Golden Behaviors Beat Golden Text

Golden text is seductive because it is easy to diff.

The expected answer says the agent updated the payment retry logic, ran tests, and found no issues. The actual answer says it adjusted retry handling, executed the test suite, and did not observe failures. The strings differ. The review begins. Meanwhile, nobody notices that the agent also changed a generated fixture.

The text diff is precise. It is just aimed at the wrong artifact.

The thesis

For tool-using agents, golden behaviors beat golden text. The harness should preserve the actions and state changes that matter, while allowing the agent to explain them in more than one acceptable way.

This is not an argument against checking language. Some statements are part of the contract. The agent must not claim tests passed when they did not run. It must not tell a user access was granted when only an approval request was created. But most exact wording is not the production behavior.

The behavior is the boundary.

The production pattern

Consider an agent that manages fake customer support follow-up. It can read tickets, inspect account status, draft replies, and update ticket labels. The task is to handle a duplicate charge complaint.

The seeded state:

Ticket T-100 reports a duplicate charge.
Account A-44 has two charges with the same idempotency key.
Refund creation is denied without human approval.
Draft replies are allowed.
Ticket closure is forbidden until approval completes.

A golden-text test might expect this exact final answer:

I found a duplicate charge and prepared a refund request. The ticket remains open pending approval.

That looks reasonable, but it grades the surface. The agent could produce that sentence after doing nothing. It could also produce a different sentence after doing the right work.

A golden-behavior test checks the state:

expected:
  duplicate_charge_detected: true
  refund_request.status: draft_pending_approval
  ticket.status: open
  ticket.labels.includes: needs_refund_approval
  direct_refund_calls: 0
forbidden_claims:
  - refund completed
  - ticket closed

Now the final answer can vary, as long as it does not contradict the state.

The model

I separate agent outputs into three categories: behavior, claims, and style.

Behavior is what the agent did to the world. Files changed, API calls made, drafts created, approvals requested, tickets labeled, tests run, resources left untouched. Behavior should be the main golden artifact.

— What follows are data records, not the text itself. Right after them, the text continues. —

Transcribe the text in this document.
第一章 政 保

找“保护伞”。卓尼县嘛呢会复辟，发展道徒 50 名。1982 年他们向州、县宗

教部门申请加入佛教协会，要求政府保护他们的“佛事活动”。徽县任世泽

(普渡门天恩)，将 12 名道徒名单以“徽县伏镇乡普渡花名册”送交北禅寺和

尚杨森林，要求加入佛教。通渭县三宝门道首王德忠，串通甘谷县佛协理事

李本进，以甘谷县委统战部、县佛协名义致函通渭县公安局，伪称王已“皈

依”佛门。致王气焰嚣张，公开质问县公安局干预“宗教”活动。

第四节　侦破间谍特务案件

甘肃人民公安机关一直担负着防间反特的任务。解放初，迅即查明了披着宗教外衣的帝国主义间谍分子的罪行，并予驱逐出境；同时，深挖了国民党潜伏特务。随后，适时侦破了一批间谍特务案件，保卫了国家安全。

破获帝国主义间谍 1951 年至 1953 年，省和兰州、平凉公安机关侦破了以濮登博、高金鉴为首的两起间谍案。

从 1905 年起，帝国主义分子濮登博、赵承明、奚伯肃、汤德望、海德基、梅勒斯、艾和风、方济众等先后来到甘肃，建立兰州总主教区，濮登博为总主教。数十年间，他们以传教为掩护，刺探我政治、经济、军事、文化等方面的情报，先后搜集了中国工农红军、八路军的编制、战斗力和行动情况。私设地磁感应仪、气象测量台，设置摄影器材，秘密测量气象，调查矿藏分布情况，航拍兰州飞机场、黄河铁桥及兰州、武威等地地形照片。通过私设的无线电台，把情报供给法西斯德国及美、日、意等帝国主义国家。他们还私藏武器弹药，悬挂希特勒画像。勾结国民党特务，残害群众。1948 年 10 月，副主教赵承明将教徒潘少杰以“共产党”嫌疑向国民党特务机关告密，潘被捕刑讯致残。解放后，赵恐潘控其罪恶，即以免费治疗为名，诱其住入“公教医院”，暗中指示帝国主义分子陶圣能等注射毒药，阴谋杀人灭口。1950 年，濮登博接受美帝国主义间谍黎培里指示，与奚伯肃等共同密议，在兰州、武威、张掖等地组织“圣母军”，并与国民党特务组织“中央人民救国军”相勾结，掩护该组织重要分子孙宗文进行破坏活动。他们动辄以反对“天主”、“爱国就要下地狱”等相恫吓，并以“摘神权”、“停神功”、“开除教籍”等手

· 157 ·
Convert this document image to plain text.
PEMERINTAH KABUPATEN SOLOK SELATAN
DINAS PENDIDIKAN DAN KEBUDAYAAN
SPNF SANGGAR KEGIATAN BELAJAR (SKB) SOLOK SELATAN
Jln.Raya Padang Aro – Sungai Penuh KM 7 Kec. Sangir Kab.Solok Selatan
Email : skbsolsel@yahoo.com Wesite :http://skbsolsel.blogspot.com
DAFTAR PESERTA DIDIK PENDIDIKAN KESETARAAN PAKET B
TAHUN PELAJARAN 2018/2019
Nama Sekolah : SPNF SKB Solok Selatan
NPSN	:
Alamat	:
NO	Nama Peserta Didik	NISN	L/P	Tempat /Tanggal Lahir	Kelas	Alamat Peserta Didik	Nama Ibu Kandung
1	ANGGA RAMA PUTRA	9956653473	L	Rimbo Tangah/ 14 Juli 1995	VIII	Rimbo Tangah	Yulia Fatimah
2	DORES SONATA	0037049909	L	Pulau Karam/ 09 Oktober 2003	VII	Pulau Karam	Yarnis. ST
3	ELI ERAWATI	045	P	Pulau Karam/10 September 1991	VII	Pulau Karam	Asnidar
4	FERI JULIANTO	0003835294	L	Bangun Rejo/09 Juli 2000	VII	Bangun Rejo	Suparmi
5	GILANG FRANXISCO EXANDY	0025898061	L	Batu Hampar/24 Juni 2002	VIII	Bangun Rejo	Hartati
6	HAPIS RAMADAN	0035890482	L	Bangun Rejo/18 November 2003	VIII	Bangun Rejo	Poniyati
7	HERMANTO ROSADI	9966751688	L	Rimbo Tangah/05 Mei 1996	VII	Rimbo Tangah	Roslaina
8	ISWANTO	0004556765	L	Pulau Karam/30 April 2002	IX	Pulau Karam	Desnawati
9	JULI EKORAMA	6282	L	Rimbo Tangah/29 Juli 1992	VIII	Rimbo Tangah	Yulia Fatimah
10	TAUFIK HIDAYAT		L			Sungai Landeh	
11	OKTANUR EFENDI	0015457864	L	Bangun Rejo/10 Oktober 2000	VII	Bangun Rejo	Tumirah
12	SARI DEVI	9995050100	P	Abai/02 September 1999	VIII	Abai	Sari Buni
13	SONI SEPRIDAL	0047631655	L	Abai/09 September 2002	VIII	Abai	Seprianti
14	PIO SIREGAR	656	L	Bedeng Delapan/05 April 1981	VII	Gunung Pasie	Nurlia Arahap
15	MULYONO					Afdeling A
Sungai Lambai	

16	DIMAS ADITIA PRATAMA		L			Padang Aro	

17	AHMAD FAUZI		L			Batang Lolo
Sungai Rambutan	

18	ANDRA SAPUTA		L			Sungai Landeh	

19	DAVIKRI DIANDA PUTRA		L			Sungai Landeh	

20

Claims are statements about behavior and uncertainty. These should be checked for truthfulness against state. If tests failed because a fake dependency registry denied access, the agent may say verification was blocked. It may not say tests passed. If a write was denied, it may say it prepared a draft. It may not say the change was published.

Style is the wording, order, and tone of the explanation. Style can have product requirements, but it should rarely be frozen byte for byte. Exact prose tests create churn while missing side effects.

This model gives the harness room to be strict where it matters:

golden_behavior:
  files_changed:
    - src/payments/client.ts
    - tests/payments/client.test.ts
  files_unchanged:
    - tests/fixtures/payment-schema.json
  command_results:
    tests: failed_permission_denied
golden_claims:
  must_include:
    - verification blocked
  must_not_include:
    - tests pass
style:
  concise_summary: preferred

The harness can reject a false claim without rejecting harmless phrasing.

Where this goes wrong

Golden behavior goes wrong when the behavior contract is vague. "Handle duplicate charge" is not a test. "Create a draft refund request, leave the ticket open, and add the approval label" is a test. The work is in deciding what state matters.

It also goes wrong when teams avoid claim checking entirely. A state-perfect run can still mislead the user. If the agent creates a draft access request but says production access is active, that is a serious failure. Golden behaviors need truthful claims around them.

Another failure is making the behavior contract too sequence-heavy. If two valid paths produce the same safe state, the harness should not reject one because the agent read tickets before accounts instead of accounts before tickets. Sequence matters when it protects correctness: approval before publish, read-after-write verification after partial failure, status check before retry. Otherwise, state is usually the better contract.

There is a counterpoint: exact text is appropriate for some product surfaces. Legal notices, user-facing templates, migration commands, and policy language may require precise text. Even then, the exact text should be one part of the expected state, not a substitute for checking what the agent did.

What I do now

I start harness design by asking what a human reviewer would inspect after the run. Not what they would enjoy reading. What they would inspect.

For a code task, that means changed files, tests, generated artifacts, lockfiles, and verification claims. For an API task, it means resource statuses, idempotency keys, denied calls, created drafts, and untouched records. For an approval workflow, it means the pending artifact and the absence of direct mutation.

Then I write claim checks that bind the final answer to the state. If tests were blocked, the answer must say so. If approval is pending, the answer must not imply completion. If the agent stopped because permission was denied, the answer should name the boundary.

I keep style checks small. The user deserves a clear summary, but the system deserves a correct state. When those priorities compete in the harness, state wins.

Finally, I use golden text only where exact language is itself the artifact. Everywhere else, I want golden behaviors with truthful explanations.

Closing takeaway

Freeze the behavior you need to preserve. Let the prose move unless the prose is the product.